“Big Brother is watching you.”

George Orwell (“1984”)

Health care reform and illegal immigration have become high-visibility social issues during the past two years.  Moreover, even beltway pols have realized these issues are not going to be solved through the types of simplistic programs so frequently enacted but so rarely effective.

Yet, buried in their complex maze of solutions are a series of seemingly benign proposals which, if enacted, threaten to further undermine the rights to privacy to which all Americans should be entitled.

First, let’s travel back almost sixty years, to 1935.  In that year, legislation creating the federal social security system was enacted.  To administer the system, a nine-digit number was established for each covered worker.

With one eye on the their constitutional liberties and another on the clouds of repression descending over Nazi Germany, civil libertarians agitated vociferously against mandating American citizens be issued any form of national identity number or card.  To appease these “troublemakers” and to quiet any fears their campaign may have awakened, the legislation prohibited the use of an individual’s social security number for any purposes other than administering the program.

However, today one’s social security number is affixed to an ever widening array of otherwise discrete aspects of their personal lives.  Tax returns, military I.D.s, employment records, bank accounts, stock purchases, real estate transactions, and (unless one openly fights the system) driver’s licenses, medical histories, credit card files, blood donation records, credit reports and even some library cards are coded with an individual’s social security number. 

During the past several decades, advances in data processing and tele-communications have enabled governmental entities, businesses and even private citizens to access, assemble and store massive amounts of personal data from widely disparate sources on the private lives of Americans, with ever increasing ease. Yet, the validity of the assembled data, subjective conclusions drawn from its cumulative nature and unauthorized redistribution remain beyond the control of the persons who are affected.

Calls to restrict such activities continue to fall on deaf ears.  When questioned about this threat, government and business apologists are quick offer something akin to, “Trust me!”

Now, our increasingly paternalistic government has decided to take the concept of individual identity numbers and cards to new plateaus of intrusion … with potentially frightening consequences.

Leading the pack is Bill Clinton as he hawks his proposal to issue every American a national health card, complete with their social security number.  In his brave new world, these “smart” cards would carry an individual’s entire medical history which could be updated as people visit their government-approved providers.

Meanwhile, the Commission on Immigration Reform has proposed all U.S. citizens and legal immigrants be issued the equivalent of a national I.D. card, complete with photo and social security number.  Commission director Susan Martin’s assurance, “workers would not have to carry them at all times”, provides little comfort.

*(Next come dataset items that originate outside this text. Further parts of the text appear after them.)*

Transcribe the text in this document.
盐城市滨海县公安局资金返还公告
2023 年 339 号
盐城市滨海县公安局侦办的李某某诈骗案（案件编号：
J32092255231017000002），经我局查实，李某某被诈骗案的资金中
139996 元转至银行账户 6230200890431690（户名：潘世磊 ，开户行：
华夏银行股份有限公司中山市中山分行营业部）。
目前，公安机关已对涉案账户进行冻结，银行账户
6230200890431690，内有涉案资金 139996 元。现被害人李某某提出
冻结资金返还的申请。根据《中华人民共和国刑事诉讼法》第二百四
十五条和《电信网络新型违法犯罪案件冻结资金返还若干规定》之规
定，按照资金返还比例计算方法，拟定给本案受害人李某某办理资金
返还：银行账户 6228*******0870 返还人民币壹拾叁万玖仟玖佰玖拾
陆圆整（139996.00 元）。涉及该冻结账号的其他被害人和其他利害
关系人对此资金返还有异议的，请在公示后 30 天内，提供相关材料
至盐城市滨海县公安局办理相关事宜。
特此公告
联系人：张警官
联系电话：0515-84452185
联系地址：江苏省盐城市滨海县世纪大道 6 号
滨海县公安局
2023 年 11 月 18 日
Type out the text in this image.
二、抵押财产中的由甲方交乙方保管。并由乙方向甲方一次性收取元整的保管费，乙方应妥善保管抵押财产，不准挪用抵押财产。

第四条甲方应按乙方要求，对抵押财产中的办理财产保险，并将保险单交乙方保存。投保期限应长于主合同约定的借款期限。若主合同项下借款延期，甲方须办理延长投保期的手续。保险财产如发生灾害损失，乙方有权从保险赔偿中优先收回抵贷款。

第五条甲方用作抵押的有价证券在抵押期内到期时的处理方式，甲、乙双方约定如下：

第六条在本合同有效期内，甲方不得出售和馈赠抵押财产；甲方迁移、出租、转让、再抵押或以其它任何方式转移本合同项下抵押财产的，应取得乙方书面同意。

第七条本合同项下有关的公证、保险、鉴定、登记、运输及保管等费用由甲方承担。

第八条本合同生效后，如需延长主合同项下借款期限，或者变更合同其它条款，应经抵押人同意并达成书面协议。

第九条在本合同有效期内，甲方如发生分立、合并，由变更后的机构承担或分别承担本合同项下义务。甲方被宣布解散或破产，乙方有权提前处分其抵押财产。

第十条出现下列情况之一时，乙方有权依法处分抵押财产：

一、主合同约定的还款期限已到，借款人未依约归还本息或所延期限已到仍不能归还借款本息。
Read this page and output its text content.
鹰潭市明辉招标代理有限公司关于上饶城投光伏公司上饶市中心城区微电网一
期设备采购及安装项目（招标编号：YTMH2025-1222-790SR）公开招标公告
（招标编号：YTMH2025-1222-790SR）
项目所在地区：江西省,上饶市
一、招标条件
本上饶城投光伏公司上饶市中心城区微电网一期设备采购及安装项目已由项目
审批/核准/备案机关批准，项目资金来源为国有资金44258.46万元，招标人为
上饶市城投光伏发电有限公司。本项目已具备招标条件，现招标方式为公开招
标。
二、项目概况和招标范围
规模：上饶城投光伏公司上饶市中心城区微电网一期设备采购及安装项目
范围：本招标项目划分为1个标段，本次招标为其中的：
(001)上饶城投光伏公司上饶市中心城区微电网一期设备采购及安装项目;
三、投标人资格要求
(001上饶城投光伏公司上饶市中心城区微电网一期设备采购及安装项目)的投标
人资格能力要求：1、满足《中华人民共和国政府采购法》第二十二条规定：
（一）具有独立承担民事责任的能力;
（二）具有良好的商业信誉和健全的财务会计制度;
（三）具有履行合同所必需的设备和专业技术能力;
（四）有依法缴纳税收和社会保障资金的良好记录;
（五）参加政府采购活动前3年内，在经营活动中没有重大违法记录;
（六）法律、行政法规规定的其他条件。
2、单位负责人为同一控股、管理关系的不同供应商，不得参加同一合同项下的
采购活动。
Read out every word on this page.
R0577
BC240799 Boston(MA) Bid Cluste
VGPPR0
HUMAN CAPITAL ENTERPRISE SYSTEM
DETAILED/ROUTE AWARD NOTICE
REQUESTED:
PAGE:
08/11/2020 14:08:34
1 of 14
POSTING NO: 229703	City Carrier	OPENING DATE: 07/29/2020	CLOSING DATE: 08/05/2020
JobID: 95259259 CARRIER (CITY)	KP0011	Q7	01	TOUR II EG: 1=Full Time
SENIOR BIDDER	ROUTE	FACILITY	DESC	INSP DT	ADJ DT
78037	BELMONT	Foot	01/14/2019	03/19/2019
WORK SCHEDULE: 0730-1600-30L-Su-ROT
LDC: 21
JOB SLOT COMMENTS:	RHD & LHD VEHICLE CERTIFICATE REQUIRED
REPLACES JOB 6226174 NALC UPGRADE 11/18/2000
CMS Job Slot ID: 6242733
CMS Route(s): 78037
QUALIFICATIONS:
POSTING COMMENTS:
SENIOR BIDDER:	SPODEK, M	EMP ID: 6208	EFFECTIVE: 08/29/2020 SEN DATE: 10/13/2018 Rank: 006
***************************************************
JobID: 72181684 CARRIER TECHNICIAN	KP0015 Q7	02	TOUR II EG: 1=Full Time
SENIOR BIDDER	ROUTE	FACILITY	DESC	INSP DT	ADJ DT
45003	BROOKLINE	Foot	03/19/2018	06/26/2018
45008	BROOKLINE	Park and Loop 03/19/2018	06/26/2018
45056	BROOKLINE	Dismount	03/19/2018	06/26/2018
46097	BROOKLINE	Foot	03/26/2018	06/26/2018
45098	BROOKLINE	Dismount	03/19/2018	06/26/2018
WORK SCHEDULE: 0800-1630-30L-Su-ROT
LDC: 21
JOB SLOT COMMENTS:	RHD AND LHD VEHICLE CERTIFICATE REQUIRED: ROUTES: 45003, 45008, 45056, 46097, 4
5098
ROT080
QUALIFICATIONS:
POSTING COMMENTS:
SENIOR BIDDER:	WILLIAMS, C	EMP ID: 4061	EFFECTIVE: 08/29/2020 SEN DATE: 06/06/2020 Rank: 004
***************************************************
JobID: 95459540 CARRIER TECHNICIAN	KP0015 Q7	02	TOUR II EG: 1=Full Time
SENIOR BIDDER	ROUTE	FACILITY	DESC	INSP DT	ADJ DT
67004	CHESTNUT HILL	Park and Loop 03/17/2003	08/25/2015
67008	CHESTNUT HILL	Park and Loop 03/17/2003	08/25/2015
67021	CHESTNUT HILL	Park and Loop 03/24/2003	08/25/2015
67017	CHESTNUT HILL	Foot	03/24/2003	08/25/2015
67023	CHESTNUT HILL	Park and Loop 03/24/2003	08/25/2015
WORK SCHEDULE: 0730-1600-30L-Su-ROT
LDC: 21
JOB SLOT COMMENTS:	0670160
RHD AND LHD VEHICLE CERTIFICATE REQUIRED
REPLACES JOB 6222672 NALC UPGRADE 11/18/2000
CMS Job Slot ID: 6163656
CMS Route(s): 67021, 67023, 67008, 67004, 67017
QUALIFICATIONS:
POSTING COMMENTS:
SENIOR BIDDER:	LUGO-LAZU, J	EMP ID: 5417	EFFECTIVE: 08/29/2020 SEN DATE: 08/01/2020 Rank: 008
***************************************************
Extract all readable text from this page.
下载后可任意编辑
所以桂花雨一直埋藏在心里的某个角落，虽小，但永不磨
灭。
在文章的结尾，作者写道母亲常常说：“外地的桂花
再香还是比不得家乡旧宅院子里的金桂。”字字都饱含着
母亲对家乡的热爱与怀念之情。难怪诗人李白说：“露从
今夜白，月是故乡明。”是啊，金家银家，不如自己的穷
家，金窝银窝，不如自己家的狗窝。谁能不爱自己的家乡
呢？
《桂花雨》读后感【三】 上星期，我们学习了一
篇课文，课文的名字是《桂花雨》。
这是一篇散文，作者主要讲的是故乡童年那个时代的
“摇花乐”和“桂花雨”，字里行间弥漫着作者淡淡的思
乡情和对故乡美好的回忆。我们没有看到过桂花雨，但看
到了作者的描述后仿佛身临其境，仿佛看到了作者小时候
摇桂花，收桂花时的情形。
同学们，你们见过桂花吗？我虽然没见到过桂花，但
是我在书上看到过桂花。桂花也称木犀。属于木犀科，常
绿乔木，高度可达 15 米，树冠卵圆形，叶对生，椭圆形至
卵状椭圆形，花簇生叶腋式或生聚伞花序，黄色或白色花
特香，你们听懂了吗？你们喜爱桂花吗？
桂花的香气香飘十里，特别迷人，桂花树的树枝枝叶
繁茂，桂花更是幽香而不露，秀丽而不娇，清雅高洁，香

The day isn’t far off when some clever government bureaucrat is apt to come up with the bright idea … why carry two or more I.D. cards when one will do. 

At that point, each citizen’s entire life will be reduced onto a single, fingernail-sized computer chip; the contents of which will potentially become an open book each time such a card is presented and run through some scanner.

Abuses will be inevitable and with them the terrifying prospect an individual’s life history, medical and other records, and personal assets can be electronically altered or even deleted.  Potentially, a hacker with access could prove you don’t exist!

Our government has slowly but consciously desensitized its citizens from resisting its erosions of their individual privacy rights.  Its bureaucratic minions have honed their justifications for these actions under the guise of improving administrative efficiencies, assisting those tasked with maintaining law and order, permitting it to take better care of its people and saving money.

In the process, most Americans have lost will to fight the inexorable governmental intrusion into the rights of individuals to build and maintain an inviolate wall of privacy around themselves.  Rather, they have become lemmings following a pied piper toward a goal of requiring every man, woman and child in America to carry an identity/information card. 

Time has become short for Americans to call a halt to this unnecessary and dangerous intrusion into their private lives.  If they fail to actively resist now … we will ultimately find ourselves held hostage by the information bureaucrats of the 21st century; not to mention the thieves who will eventually steal such information.